Je voulais reprendre une chanson d’Harry Belafonte, un vénérable Monsieur de 93 ans, né dans un monde ségrégué, où il y avait encore les lois Jim Crow*. Ce chanteur militant a été le meilleur ami de Martin Luther King. Je lui avais envoyé une lettre, il m’a répondu. Il m’a dit qu’il avait écouté ma musique, lu mon roman et qu’il avait envie de me rencontrer. Donc je suis allé chez lui à New York en février. On a passé du temps ensemble, c’était incroyable !

J’ai travaillé en studio sur sa chanson Jump in the Line avec lui et ses musiciens. Il m’a parlé de gens qui pour moi sont des mythes mais qui pour lui sont des amis : James Baldwin, Martin Luther King, Bob Kennedy, Miriam Makeba, Miles Davis… Ce sont des gens qui ont traversé d’autres périodes de l’Histoire. Dans la joie, dans la tendresse, ils restaient positifs, ils ont combattu de façon lumineuse et ont changé les choses. Ils espéraient, croyaient, se battaient, avaient des doutes, tombaient et se relevaient.

Il y a aussi une collaboration avec Christiane Taubira…

On s’était déjà rencontré à plusieurs occasions. Même avant qu’elle ne soit ministre, elle soutenait le travail de mémoire pour le génocide des Tutsis au Rwanda. Donc elle venait souvent aux commémorations. Et j’ai participé à un concert de soutien lorsqu’elle avait subi des attaques au moment du mariage pour tous.

Je lui ai demandé si elle pouvait m’écrire un texte, car j’avais vraiment envie de chanter ses mots, et j’avais ouï dire qu’elle écrivait de la poésie. Alors elle m’a envoyé ce texte : Seuls et vaincus que je chante sur l’album accompagné par Mélissa Laveaux, une chanteuse canado-haïtienne.

Pour moi, c’est quelqu’un qui a beaucoup fait pour la société en s’emparant toujours de la lumière de la poésie, en donnant du souffle à l’acte politique, que cela soit pour la loi du mariage pour tous ou la loi reconnaissant l’esclavage comme un crime contre l’humanité. Elle fait partie de ceux qui posent les bases d’un monde plus respectueux.

Vous avez déclaré : « On s’emprisonne pour prendre soin de soi d’abord, puis des autres »…

C’était pendant le confinement pour expliquer la raison pour laquelle on acceptait tous docilement de ne pas quitter nos logements. Comme tout le monde, ma réflexion est en train d’évoluer par rapport à ce que l’on vit actuellement. Parce que, quand même, c’est historique ce qui s’est passé.

Que tout d’un coup, des drones filment des rues vides débarrassées des êtres humains, je n’avais pas vu cela depuis la guerre au Burundi ! Il y avait quelque chose d’orwellien là-dedans ! Il faut quand même se souvenir que c’est une restriction de libertés. Ce n’est pas un acte anodin. Quand j’entends des discussions du type : « Ah, cela m’a fait du bien le confinement, j’ai pu me retrouver… » Moi, je trouve cela irresponsable de parler comme ça. Car il s’est passé quelque chose qu’il faut encore analyser.

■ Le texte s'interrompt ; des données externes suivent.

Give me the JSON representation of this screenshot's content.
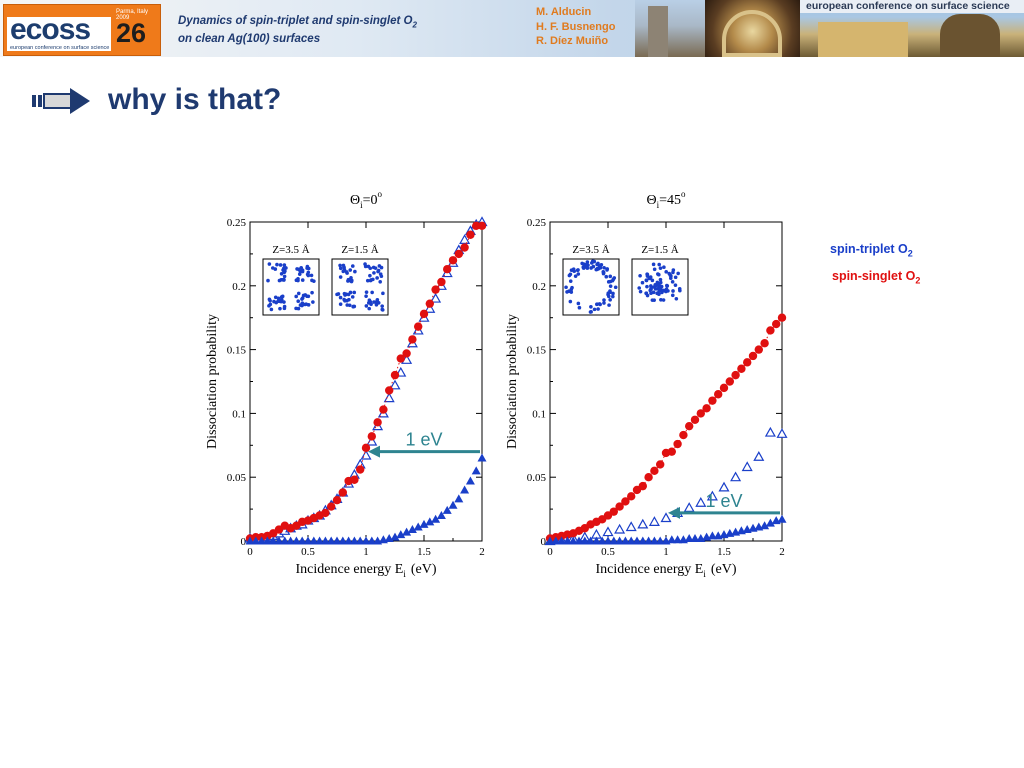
{
  "header": {
    "logo": {
      "name": "ecoss",
      "number": "26",
      "place": "Parma, Italy 2009",
      "subtitle": "european conference on surface science"
    },
    "talk_title_line1": "Dynamics of spin-triplet and spin-singlet O",
    "talk_title_sub": "2",
    "talk_title_line2": "on clean Ag(100) surfaces",
    "authors": [
      "M. Alducin",
      "H. F. Busnengo",
      "R. Díez Muiño"
    ],
    "conference": "european conference on surface science"
  },
  "slide": {
    "heading": "why is that?"
  },
  "legend": {
    "triplet_label": "spin-triplet O",
    "singlet_label": "spin-singlet O",
    "subscript": "2",
    "triplet_color": "#1a3fc9",
    "singlet_color": "#e01010"
  },
  "chart_data": [
    {
      "type": "scatter",
      "title_symbol": "Θ",
      "title_sub": "i",
      "title_rest": "=0",
      "title_sup": "o",
      "xlabel": "Incidence energy E",
      "xlabel_sub": "i",
      "xlabel_unit": "(eV)",
      "ylabel": "Dissociation probability",
      "xlim": [
        0,
        2
      ],
      "ylim": [
        0,
        0.25
      ],
      "x_ticks": [
        "0",
        "0.5",
        "1",
        "1.5",
        "2"
      ],
      "y_ticks": [
        "0",
        "0.05",
        "0.1",
        "0.15",
        "0.2",
        "0.25"
      ],
      "inset_labels": [
        "Z=3.5 Å",
        "Z=1.5 Å"
      ],
      "annotation": "1 eV",
      "annotation_x": 1.0,
      "annotation_y": 0.07,
      "series": [
        {
          "marker": "open-triangle",
          "color": "#1a3fc9",
          "x": [
            0,
            0.05,
            0.1,
            0.15,
            0.2,
            0.25,
            0.3,
            0.35,
            0.4,
            0.45,
            0.5,
            0.55,
            0.6,
            0.65,
            0.7,
            0.75,
            0.8,
            0.85,
            0.9,
            0.95,
            1.0,
            1.05,
            1.1,
            1.15,
            1.2,
            1.25,
            1.3,
            1.35,
            1.4,
            1.45,
            1.5,
            1.55,
            1.6,
            1.65,
            1.7,
            1.75,
            1.8,
            1.85,
            1.9,
            1.95,
            2.0
          ],
          "values": [
            0.002,
            0.002,
            0.002,
            0.003,
            0.004,
            0.006,
            0.008,
            0.01,
            0.012,
            0.013,
            0.016,
            0.018,
            0.02,
            0.024,
            0.028,
            0.033,
            0.038,
            0.045,
            0.052,
            0.06,
            0.067,
            0.078,
            0.09,
            0.1,
            0.112,
            0.122,
            0.132,
            0.142,
            0.155,
            0.165,
            0.175,
            0.182,
            0.19,
            0.2,
            0.21,
            0.218,
            0.228,
            0.236,
            0.243,
            0.248,
            0.25
          ]
        },
        {
          "marker": "filled-circle",
          "color": "#e01010",
          "x": [
            0,
            0.05,
            0.1,
            0.15,
            0.2,
            0.25,
            0.3,
            0.35,
            0.4,
            0.45,
            0.5,
            0.55,
            0.6,
            0.65,
            0.7,
            0.75,
            0.8,
            0.85,
            0.9,
            0.95,
            1.0,
            1.05,
            1.1,
            1.15,
            1.2,
            1.25,
            1.3,
            1.35,
            1.4,
            1.45,
            1.5,
            1.55,
            1.6,
            1.65,
            1.7,
            1.75,
            1.8,
            1.85,
            1.9,
            1.95,
            2.0
          ],
          "values": [
            0.002,
            0.003,
            0.003,
            0.004,
            0.006,
            0.009,
            0.012,
            0.01,
            0.012,
            0.015,
            0.016,
            0.018,
            0.02,
            0.022,
            0.027,
            0.032,
            0.038,
            0.047,
            0.048,
            0.056,
            0.073,
            0.082,
            0.093,
            0.103,
            0.118,
            0.13,
            0.143,
            0.147,
            0.158,
            0.168,
            0.178,
            0.186,
            0.197,
            0.203,
            0.213,
            0.22,
            0.225,
            0.23,
            0.24,
            0.247,
            0.247
          ]
        },
        {
          "marker": "filled-triangle",
          "color": "#1a3fc9",
          "x": [
            0,
            0.05,
            0.1,
            0.15,
            0.2,
            0.25,
            0.3,
            0.35,
            0.4,
            0.45,
            0.5,
            0.55,
            0.6,
            0.65,
            0.7,
            0.75,
            0.8,
            0.85,
            0.9,
            0.95,
            1.0,
            1.05,
            1.1,
            1.15,
            1.2,
            1.25,
            1.3,
            1.35,
            1.4,
            1.45,
            1.5,
            1.55,
            1.6,
            1.65,
            1.7,
            1.75,
            1.8,
            1.85,
            1.9,
            1.95,
            2.0
          ],
          "values": [
            0,
            0,
            0,
            0,
            0,
            0,
            0,
            0,
            0,
            0,
            0,
            0,
            0,
            0,
            0,
            0,
            0,
            0,
            0,
            0,
            0,
            0,
            0,
            0.001,
            0.002,
            0.003,
            0.005,
            0.007,
            0.009,
            0.011,
            0.013,
            0.015,
            0.017,
            0.02,
            0.024,
            0.028,
            0.033,
            0.04,
            0.047,
            0.055,
            0.065
          ]
        }
      ]
    },
    {
      "type": "scatter",
      "title_symbol": "Θ",
      "title_sub": "i",
      "title_rest": "=45",
      "title_sup": "o",
      "xlabel": "Incidence energy E",
      "xlabel_sub": "i",
      "xlabel_unit": "(eV)",
      "ylabel": "Dissociation probability",
      "xlim": [
        0,
        2
      ],
      "ylim": [
        0,
        0.25
      ],
      "x_ticks": [
        "0",
        "0.5",
        "1",
        "1.5",
        "2"
      ],
      "y_ticks": [
        "0",
        "0.05",
        "0.1",
        "0.15",
        "0.2",
        "0.25"
      ],
      "inset_labels": [
        "Z=3.5 Å",
        "Z=1.5 Å"
      ],
      "annotation": "1 eV",
      "annotation_x": 1.0,
      "annotation_y": 0.022,
      "series": [
        {
          "marker": "open-triangle",
          "color": "#1a3fc9",
          "x": [
            0,
            0.1,
            0.2,
            0.3,
            0.4,
            0.5,
            0.6,
            0.7,
            0.8,
            0.9,
            1.0,
            1.1,
            1.2,
            1.3,
            1.4,
            1.5,
            1.6,
            1.7,
            1.8,
            1.9,
            2.0
          ],
          "values": [
            0,
            0.001,
            0.002,
            0.003,
            0.005,
            0.007,
            0.009,
            0.011,
            0.013,
            0.015,
            0.018,
            0.022,
            0.026,
            0.03,
            0.035,
            0.042,
            0.05,
            0.058,
            0.066,
            0.085,
            0.084
          ]
        },
        {
          "marker": "filled-circle",
          "color": "#e01010",
          "x": [
            0,
            0.05,
            0.1,
            0.15,
            0.2,
            0.25,
            0.3,
            0.35,
            0.4,
            0.45,
            0.5,
            0.55,
            0.6,
            0.65,
            0.7,
            0.75,
            0.8,
            0.85,
            0.9,
            0.95,
            1.0,
            1.05,
            1.1,
            1.15,
            1.2,
            1.25,
            1.3,
            1.35,
            1.4,
            1.45,
            1.5,
            1.55,
            1.6,
            1.65,
            1.7,
            1.75,
            1.8,
            1.85,
            1.9,
            1.95,
            2.0
          ],
          "values": [
            0.002,
            0.003,
            0.004,
            0.005,
            0.006,
            0.008,
            0.01,
            0.013,
            0.015,
            0.017,
            0.02,
            0.023,
            0.027,
            0.031,
            0.035,
            0.04,
            0.043,
            0.05,
            0.055,
            0.06,
            0.069,
            0.07,
            0.076,
            0.083,
            0.09,
            0.095,
            0.1,
            0.104,
            0.11,
            0.115,
            0.12,
            0.125,
            0.13,
            0.135,
            0.14,
            0.145,
            0.15,
            0.155,
            0.165,
            0.17,
            0.175
          ]
        },
        {
          "marker": "filled-triangle",
          "color": "#1a3fc9",
          "x": [
            0,
            0.05,
            0.1,
            0.15,
            0.2,
            0.25,
            0.3,
            0.35,
            0.4,
            0.45,
            0.5,
            0.55,
            0.6,
            0.65,
            0.7,
            0.75,
            0.8,
            0.85,
            0.9,
            0.95,
            1.0,
            1.05,
            1.1,
            1.15,
            1.2,
            1.25,
            1.3,
            1.35,
            1.4,
            1.45,
            1.5,
            1.55,
            1.6,
            1.65,
            1.7,
            1.75,
            1.8,
            1.85,
            1.9,
            1.95,
            2.0
          ],
          "values": [
            0,
            0,
            0,
            0,
            0,
            0,
            0,
            0,
            0,
            0,
            0,
            0,
            0,
            0,
            0,
            0,
            0,
            0,
            0,
            0,
            0,
            0.001,
            0.001,
            0.001,
            0.002,
            0.002,
            0.002,
            0.003,
            0.004,
            0.004,
            0.005,
            0.006,
            0.007,
            0.008,
            0.009,
            0.01,
            0.011,
            0.012,
            0.014,
            0.016,
            0.017
          ]
        }
      ]
    }
  ]
}
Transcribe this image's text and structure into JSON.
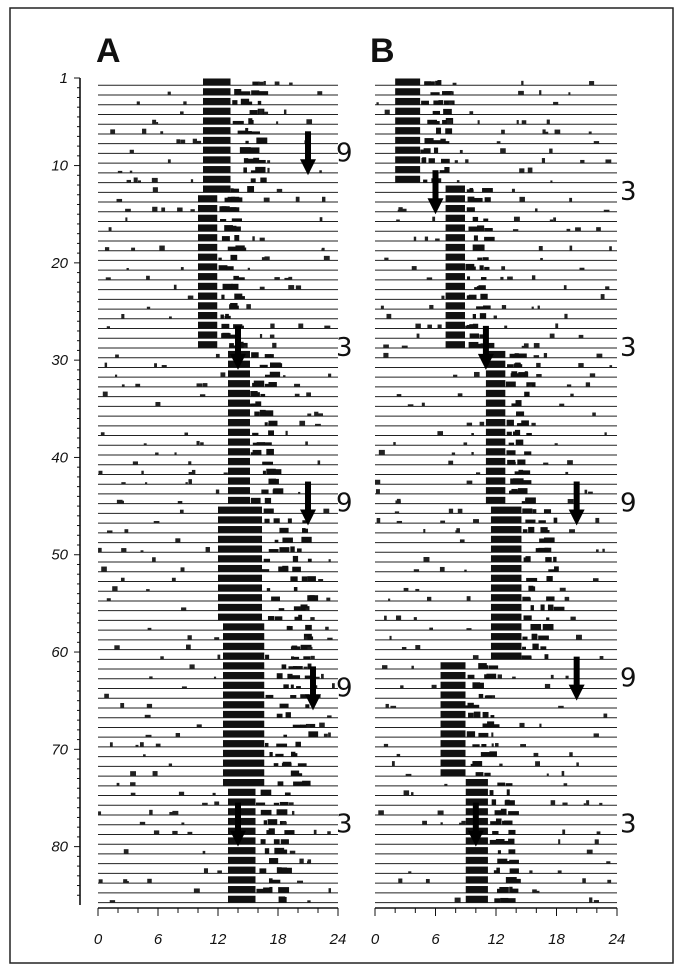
{
  "chart_data": {
    "type": "actogram",
    "panels": [
      {
        "label": "A",
        "activity_onsets": [
          {
            "days": [
              1,
              12
            ],
            "onset_h": 10.5,
            "offset_h": 15.5
          },
          {
            "days": [
              13,
              28
            ],
            "onset_h": 10.0,
            "offset_h": 13.5
          },
          {
            "days": [
              29,
              44
            ],
            "onset_h": 13.0,
            "offset_h": 17.0
          },
          {
            "days": [
              45,
              56
            ],
            "onset_h": 12.0,
            "offset_h": 20.0
          },
          {
            "days": [
              57,
              73
            ],
            "onset_h": 12.5,
            "offset_h": 20.0
          },
          {
            "days": [
              74,
              85
            ],
            "onset_h": 13.0,
            "offset_h": 18.0
          }
        ],
        "markers": [
          {
            "day": 7,
            "hour": 21,
            "label": "9"
          },
          {
            "day": 27,
            "hour": 14,
            "label": "3"
          },
          {
            "day": 43,
            "hour": 21,
            "label": "9"
          },
          {
            "day": 62,
            "hour": 21.5,
            "label": "9"
          },
          {
            "day": 76,
            "hour": 14,
            "label": "3"
          }
        ]
      },
      {
        "label": "B",
        "activity_onsets": [
          {
            "days": [
              1,
              11
            ],
            "onset_h": 2.0,
            "offset_h": 6.5
          },
          {
            "days": [
              12,
              28
            ],
            "onset_h": 7.0,
            "offset_h": 10.5
          },
          {
            "days": [
              29,
              44
            ],
            "onset_h": 11.0,
            "offset_h": 14.5
          },
          {
            "days": [
              45,
              60
            ],
            "onset_h": 11.5,
            "offset_h": 17.0
          },
          {
            "days": [
              61,
              72
            ],
            "onset_h": 6.5,
            "offset_h": 11.0
          },
          {
            "days": [
              73,
              85
            ],
            "onset_h": 9.0,
            "offset_h": 13.0
          }
        ],
        "markers": [
          {
            "day": 11,
            "hour": 6,
            "label": "3"
          },
          {
            "day": 27,
            "hour": 11,
            "label": "3"
          },
          {
            "day": 43,
            "hour": 20,
            "label": "9"
          },
          {
            "day": 61,
            "hour": 20,
            "label": "9"
          },
          {
            "day": 76,
            "hour": 10,
            "label": "3"
          }
        ]
      }
    ],
    "y_ticks": [
      "1",
      "10",
      "20",
      "30",
      "40",
      "50",
      "60",
      "70",
      "80"
    ],
    "x_ticks": [
      "0",
      "6",
      "12",
      "18",
      "24"
    ],
    "ylim": [
      1,
      85
    ],
    "xlim": [
      0,
      24
    ],
    "title": "",
    "xlabel": "",
    "ylabel": ""
  }
}
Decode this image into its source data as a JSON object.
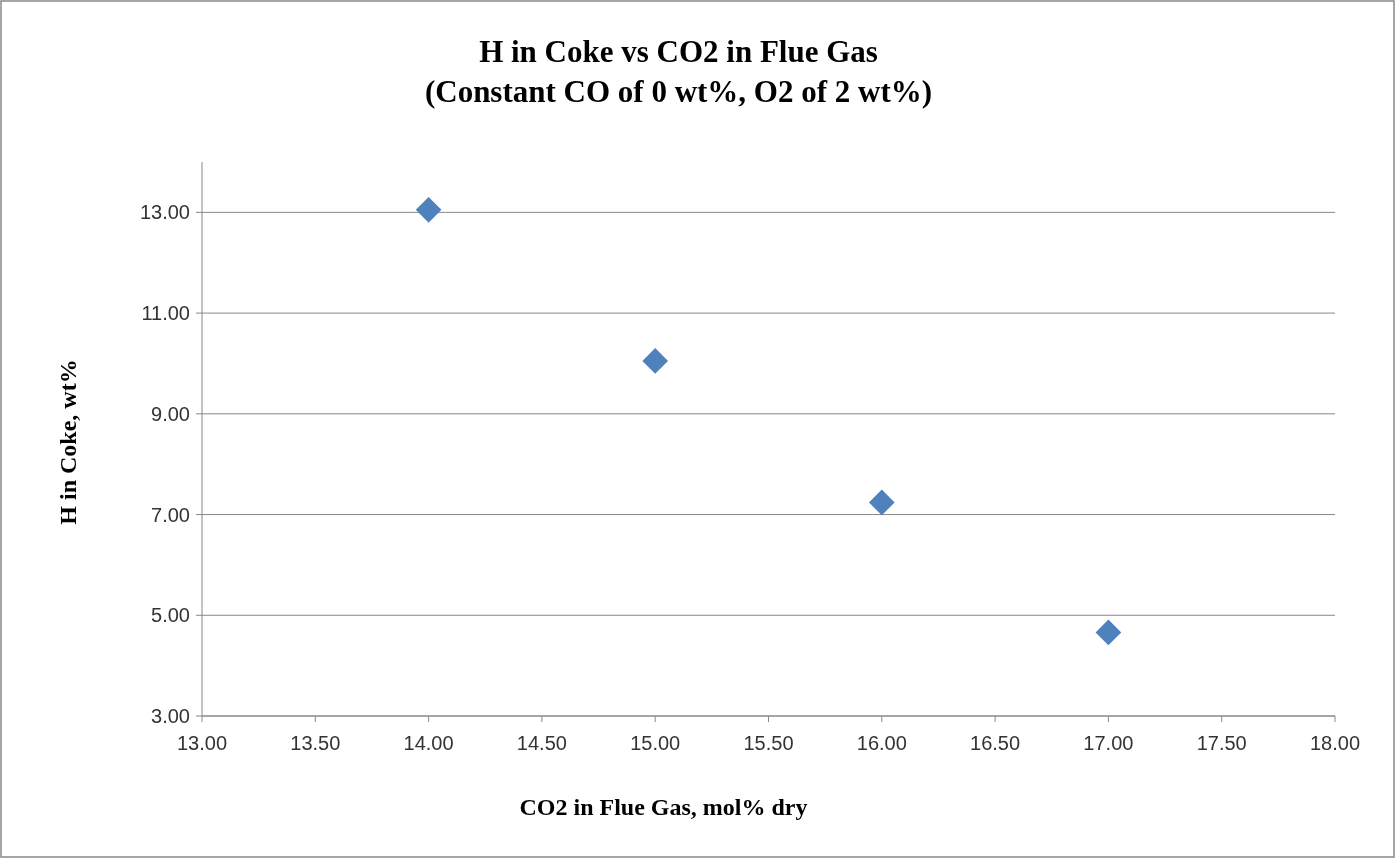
{
  "chart_data": {
    "type": "scatter",
    "title": "H in Coke vs CO2 in Flue Gas\n(Constant CO of 0 wt%, O2 of 2 wt%)",
    "xlabel": "CO2 in Flue Gas, mol% dry",
    "ylabel": "H in Coke, wt%",
    "x": [
      14,
      15,
      16,
      17
    ],
    "series": [
      {
        "color": "#4f81bd",
        "values": [
          13.05,
          10.05,
          7.24,
          4.66
        ]
      }
    ],
    "xlim": [
      13,
      18
    ],
    "xticks": [
      {
        "value": 13,
        "label": "13.00"
      },
      {
        "value": 13.5,
        "label": "13.50"
      },
      {
        "value": 14,
        "label": "14.00"
      },
      {
        "value": 14.5,
        "label": "14.50"
      },
      {
        "value": 15,
        "label": "15.00"
      },
      {
        "value": 15.5,
        "label": "15.50"
      },
      {
        "value": 16,
        "label": "16.00"
      },
      {
        "value": 16.5,
        "label": "16.50"
      },
      {
        "value": 17,
        "label": "17.00"
      },
      {
        "value": 17.5,
        "label": "17.50"
      },
      {
        "value": 18,
        "label": "18.00"
      }
    ],
    "ylim": [
      3,
      14
    ],
    "yticks": [
      {
        "value": 3,
        "label": "3.00"
      },
      {
        "value": 5,
        "label": "5.00"
      },
      {
        "value": 7,
        "label": "7.00"
      },
      {
        "value": 9,
        "label": "9.00"
      },
      {
        "value": 11,
        "label": "11.00"
      },
      {
        "value": 13,
        "label": "13.00"
      }
    ],
    "grid": "y",
    "marker": "diamond"
  }
}
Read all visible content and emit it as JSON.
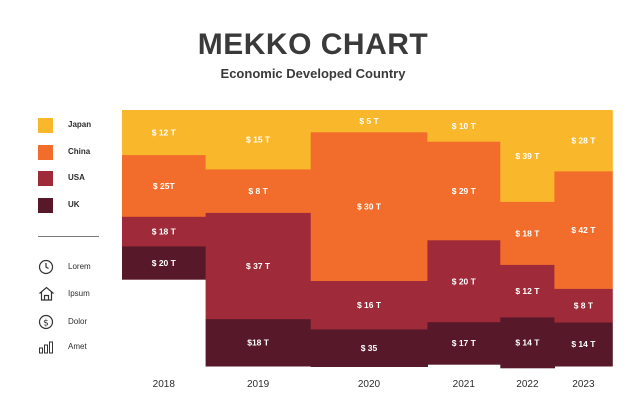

Il ne faudrait pas que demain, dès qu’il y a un problème, les gouvernements nous disent : « Restez chez vous pendant trois mois et débrouillez- vous pour survivre ! ». Et nous voyons bien que cela n’a pas suffi à stopper le virus. C’est là aussi que les questions se posent. Si on nous emprisonne pendant des mois, que tout le monde est d’accord, et qu’au final, cela ne résout rien…

Il faut en tout cas qu’on puisse vivre avec quelques réponses. Car c’est ça en fait qui crée aussi le malaise, c’est que les gens n’ont plus de réponses. Plus de réponses spirituelles, plus de réponses politiques…

Propos recueillis par Sylvie Moisy

*Lois ségrégationnistes américaines promulguées dans les États du Sud de 1877 à 1964 pour entraver les droits fondamentaux et civiques des Afro-Américains.